The National Association of Insurance Commissioners’ (NAIC) Life and Health Actuarial Subgroup released its initial draft of their model regulation on medical loss ratios yesterday. The model details how the MLR rebates will be paid to consumers if insurers don’t meet the 80% standard in the individual and small group market and 85% standard for large groups. The model is open for comments until October 4, and we expect changes and amendments as it moves through the NAIC’ s extensive committee process over the next few weeks. The goal is final passage during their October 16-21 meeting in Orlando, FL.

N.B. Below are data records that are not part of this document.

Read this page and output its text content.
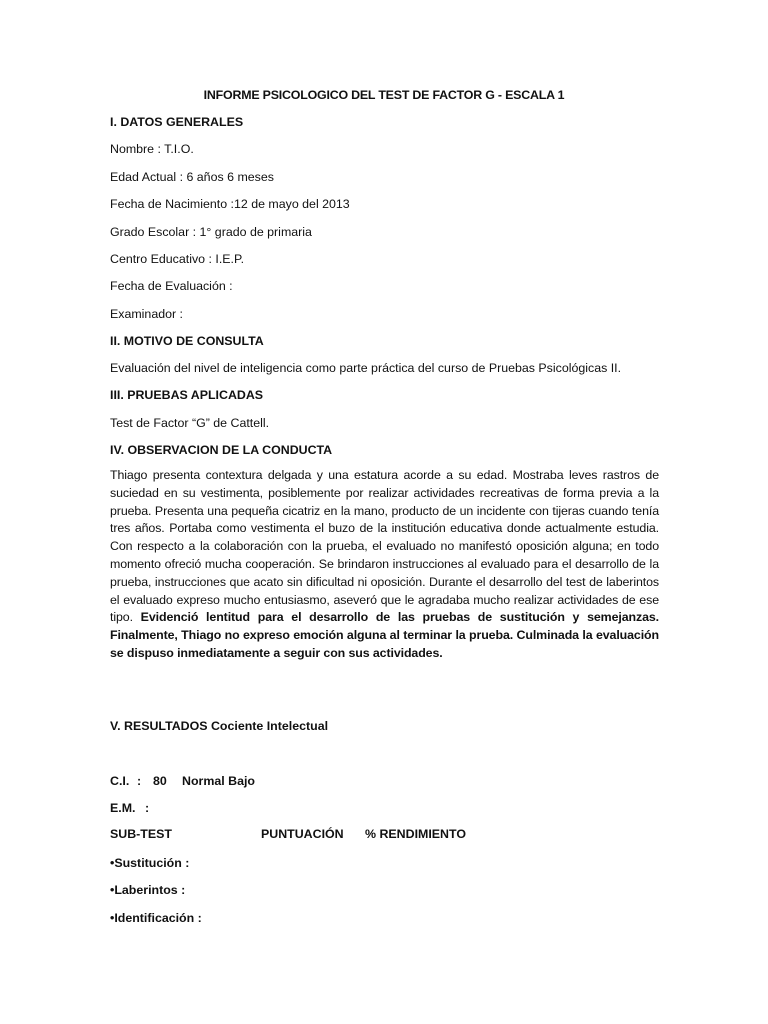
INFORME PSICOLOGICO DEL TEST DE FACTOR G - ESCALA 1
I. DATOS GENERALES
Nombre : T.I.O.
Edad Actual : 6 años 6 meses
Fecha de Nacimiento :12 de mayo del 2013
Grado Escolar : 1° grado de primaria
Centro Educativo : I.E.P.
Fecha de Evaluación :
Examinador :
II. MOTIVO DE CONSULTA
Evaluación del nivel de inteligencia como parte práctica del curso de Pruebas Psicológicas II.
III. PRUEBAS APLICADAS
Test de Factor “G” de Cattell.
IV. OBSERVACION DE LA CONDUCTA
Thiago presenta contextura delgada y una estatura acorde a su edad. Mostraba leves rastros de suciedad en su vestimenta, posiblemente por realizar actividades recreativas de forma previa a la prueba. Presenta una pequeña cicatriz en la mano, producto de un incidente con tijeras cuando tenía tres años. Portaba como vestimenta el buzo de la institución educativa donde actualmente estudia. Con respecto a la colaboración con la prueba, el evaluado no manifestó oposición alguna; en todo momento ofreció mucha cooperación. Se brindaron instrucciones al evaluado para el desarrollo de la prueba, instrucciones que acato sin dificultad ni oposición. Durante el desarrollo del test de laberintos el evaluado expreso mucho entusiasmo, aseveró que le agradaba mucho realizar actividades de ese tipo. Evidenció lentitud para el desarrollo de las pruebas de sustitución y semejanzas. Finalmente, Thiago no expreso emoción alguna al terminar la prueba. Culminada la evaluación se dispuso inmediatamente a seguir con sus actividades.
V. RESULTADOS Cociente Intelectual
C.I. : 80 Normal Bajo
E.M. :
SUB-TEST	PUNTUACIÓN % RENDIMIENTO
•Sustitución :
•Laberintos :
•Identificación :
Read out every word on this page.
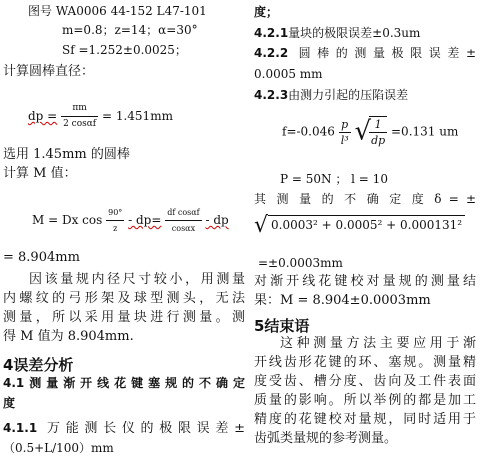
图号 WA0006 44-152 L47-101
m=0.8；z=14；α=30°
Sf =1.252±0.0025；
计算圆棒直径：
dp = $\frac{\pi m}{2 \cos\alpha f} = 1.451mm$
选用 1.45mm 的圆棒
计算 M 值：
M = Dx $\cos \frac{90^\circ}{z} - dp= \frac{\text{df cosαf}}{\cos\alpha x}$ - dp
= 8.904mm
因该量规内径尺寸较小，用测量
内螺纹的弓形架及球型测头，无法
测量，所以采用量块进行测量。测
得 M 值为 8.904mm.
4误差分析
4.1测量渐开线花键塞规的不确定
度
4.1.1 万能测长仪的极限误差±
（0.5+L/100）mm
度；
4.2.1量块的极限误差±0.3um
4.2.2 圆棒的测量极限误差±
0.0005 mm
4.2.3由测力引起的压陷误差
$f=-0.046 \frac{p}{\text{l³}}$ √
$\frac{1}{dp} =0.131$ um
P = 50N ； l = 10
其 测 量 的 不 确 定 度 δ = ±
√ 0.0003² + 0.0005² + 0.000131²
=±0.0003mm
对渐开线花键校对量规的测量结
果：M = 8.904±0.0003mm
5结束语
这种测量方法主要应用于渐
开线齿形花键的环、塞规。测量精
度受齿、槽分度、齿向及工件表面
质量的影响。所以举例的都是加工
精度的花键校对量规，同时适用于
齿弧类量规的参考测量。
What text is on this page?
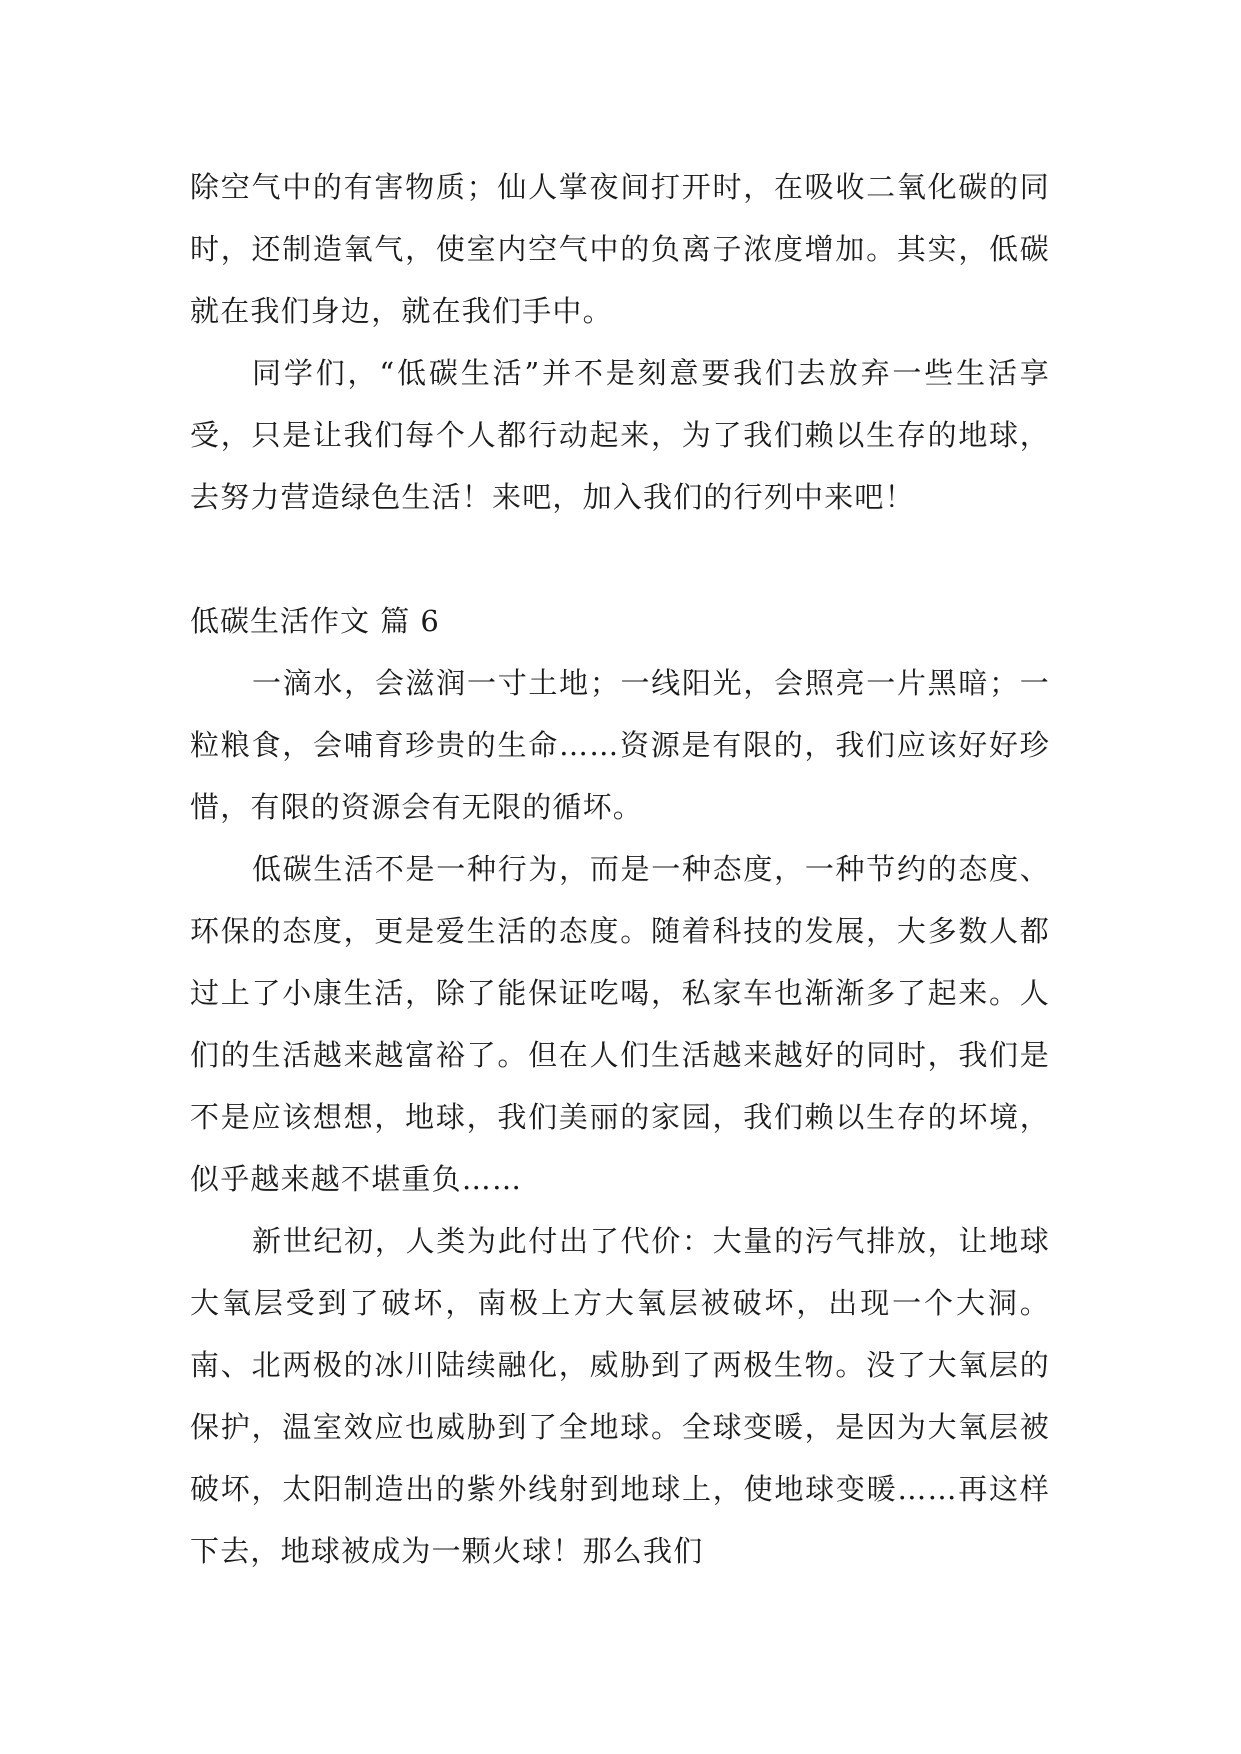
除空气中的有害物质；仙人掌夜间打开时，在吸收二氧化碳的同时，还制造氧气，使室内空气中的负离子浓度增加。其实，低碳就在我们身边，就在我们手中。

同学们，“低碳生活”并不是刻意要我们去放弃一些生活享受，只是让我们每个人都行动起来，为了我们赖以生存的地球，去努力营造绿色生活！来吧，加入我们的行列中来吧！

低碳生活作文 篇 6

一滴水，会滋润一寸土地；一线阳光，会照亮一片黑暗；一粒粮食，会哺育珍贵的生命……资源是有限的，我们应该好好珍惜，有限的资源会有无限的循坏。

低碳生活不是一种行为，而是一种态度，一种节约的态度、环保的态度，更是爱生活的态度。随着科技的发展，大多数人都过上了小康生活，除了能保证吃喝，私家车也渐渐多了起来。人们的生活越来越富裕了。但在人们生活越来越好的同时，我们是不是应该想想，地球，我们美丽的家园，我们赖以生存的坏境，似乎越来越不堪重负……

新世纪初，人类为此付出了代价：大量的污气排放，让地球大氧层受到了破坏，南极上方大氧层被破坏，出现一个大洞。南、北两极的冰川陆续融化，威胁到了两极生物。没了大氧层的保护，温室效应也威胁到了全地球。全球变暖，是因为大氧层被破坏，太阳制造出的紫外线射到地球上，使地球变暖……再这样下去，地球被成为一颗火球！那么我们
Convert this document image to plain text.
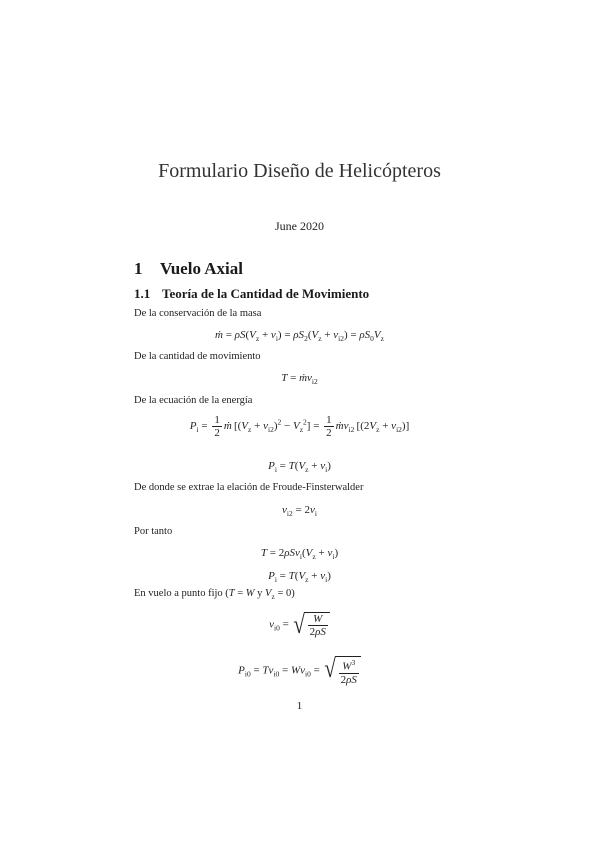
Formulario Diseño de Helicópteros
June 2020
1 Vuelo Axial
1.1 Teoría de la Cantidad de Movimiento
De la conservación de la masa
ṁ = $\rho S(V_z + v_i) = \rho S_2(V_z + v_{i2}) = \rho S_0V_z$
De la cantidad de movimiento
T = ṁv$_{i2}$
De la ecuación de la energía
$P_i = \frac{1}{2}$ ṁ $[(V_z + v_{i2})^2 - V_z^2] = \frac{1}{2}$ ṁv$_{i2}$ $[(2V_z + v_{i2})]$
$P_i = T(V_z + v_i)$
De donde se extrae la elación de Froude-Finsterwalder
$v_{i2} = 2v_i$
Por tanto
$T = 2\rho Sv_i(V_z + v_i)$
$P_i = T(V_z + v_i)$
En vuelo a punto fijo (T = W y $V_z = 0$)
$v_{i0}$ = √ $\frac{W}{2\rho S}$
$P_{i0} = Tv_{i0} = Wv_{i0}$ = √ $\frac{W^3}{2\rho S}$
1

While the regulation does exclude all state and federal taxes from the calculation, despite the wishes of some Democratic members of Congress, it also contains some points of concern. First, carriers are not permitted to consolidate their business for the purposes of the MLR calculation—different product lines have to be calculated separately. Also, as expected, fraud protection and utilization review activities are not counted as medical expenses. The regulation does not address a potential pass-through for the calculation of agent commissions, and if that is to be included, it will be part of the instructions for the MLR blanks form.
Thirty-four of the nation’s insurance commissioners met with Secretary Sebelius and President Obama this week at the White House. During the meeting, they indicated their concern about PPACA’s MLR guidelines, as written, stating they could be very problematic for small insurers, potentially causing individual and small group market competition to suffer in many states. The commissioners urged HHS to allow some state markets to phase-in medical loss ratio requirements, allowing insurers to gradually build up to spending 80 percent of subscriber premiums on medical costs over coming years. “If our goal is to minimize disruption before guaranteed issue in 2014, then a way to do that is to do some kind of phase-in,” Florida Insurance Commissioner Kevin McCarty said at the meeting.